Wrapping it up
A year-long project by Moscow artist Masha Sumnina will result in 365 sculptures – all contained within each other.
Moscow artist Masha Sumnina (b. 1977), well-known as one half of the artist duo MishMash, which she created together with her husband Mikhail Leikin (b. 1968) in 2001, has launched a new solo project called ‘Over & Over’. On January 1 this year, she announced that she would wrap the ‘Number 1’ cut from plywood in a new layer of self-made packaging every day. Two months have already passed, and the artist is keeping her promise. Each layer is made out of a different material, from knitted wool to supermarket receipts, and the sculpture is getting bigger each day like an absurd fruit. You can see its progress on Sumnina’s Facebook page, where she posts daily photo updates on her project.
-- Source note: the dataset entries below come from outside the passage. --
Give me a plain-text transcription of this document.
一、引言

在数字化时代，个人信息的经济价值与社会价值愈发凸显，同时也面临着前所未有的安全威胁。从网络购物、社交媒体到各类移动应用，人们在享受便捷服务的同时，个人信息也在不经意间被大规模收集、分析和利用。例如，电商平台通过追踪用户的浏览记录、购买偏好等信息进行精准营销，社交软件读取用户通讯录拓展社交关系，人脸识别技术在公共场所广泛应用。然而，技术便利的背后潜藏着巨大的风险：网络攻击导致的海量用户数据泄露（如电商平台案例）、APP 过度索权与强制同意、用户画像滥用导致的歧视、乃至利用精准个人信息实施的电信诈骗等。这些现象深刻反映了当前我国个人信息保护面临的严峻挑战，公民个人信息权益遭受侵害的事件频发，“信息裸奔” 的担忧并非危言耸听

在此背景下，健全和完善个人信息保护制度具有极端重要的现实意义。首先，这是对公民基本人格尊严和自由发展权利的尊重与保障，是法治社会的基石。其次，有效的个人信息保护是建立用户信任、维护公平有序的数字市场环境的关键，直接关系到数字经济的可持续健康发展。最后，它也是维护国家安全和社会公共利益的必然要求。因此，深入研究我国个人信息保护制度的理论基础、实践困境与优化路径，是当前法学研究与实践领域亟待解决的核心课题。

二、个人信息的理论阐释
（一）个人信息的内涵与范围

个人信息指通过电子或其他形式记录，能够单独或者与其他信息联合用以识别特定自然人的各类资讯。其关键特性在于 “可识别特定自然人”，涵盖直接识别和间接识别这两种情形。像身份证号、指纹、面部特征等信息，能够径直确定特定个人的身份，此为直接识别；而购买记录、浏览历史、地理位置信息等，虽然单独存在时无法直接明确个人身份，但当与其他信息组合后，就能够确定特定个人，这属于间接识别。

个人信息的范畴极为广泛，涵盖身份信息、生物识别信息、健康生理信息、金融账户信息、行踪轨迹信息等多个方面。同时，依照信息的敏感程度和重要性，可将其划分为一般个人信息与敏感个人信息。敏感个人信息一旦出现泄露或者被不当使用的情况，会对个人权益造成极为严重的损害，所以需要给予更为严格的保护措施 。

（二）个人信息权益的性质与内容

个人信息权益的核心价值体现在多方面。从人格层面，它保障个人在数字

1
The multi-layered work (in a very literal sense) immediately brings to mind both Christo and Jeanne-Claude’s wraps and traditional Russian matryoshka nesting dolls. On a closer look, it makes you reflect on the material and philosophical dimensions of time, the gap between documentation and reality, the fleeting nature of art and memory and even the very idea of progress. “It is just happening every day and when the year is over, it’s over,” the artist explains. Is this not the perfect way to sum up human existence in general?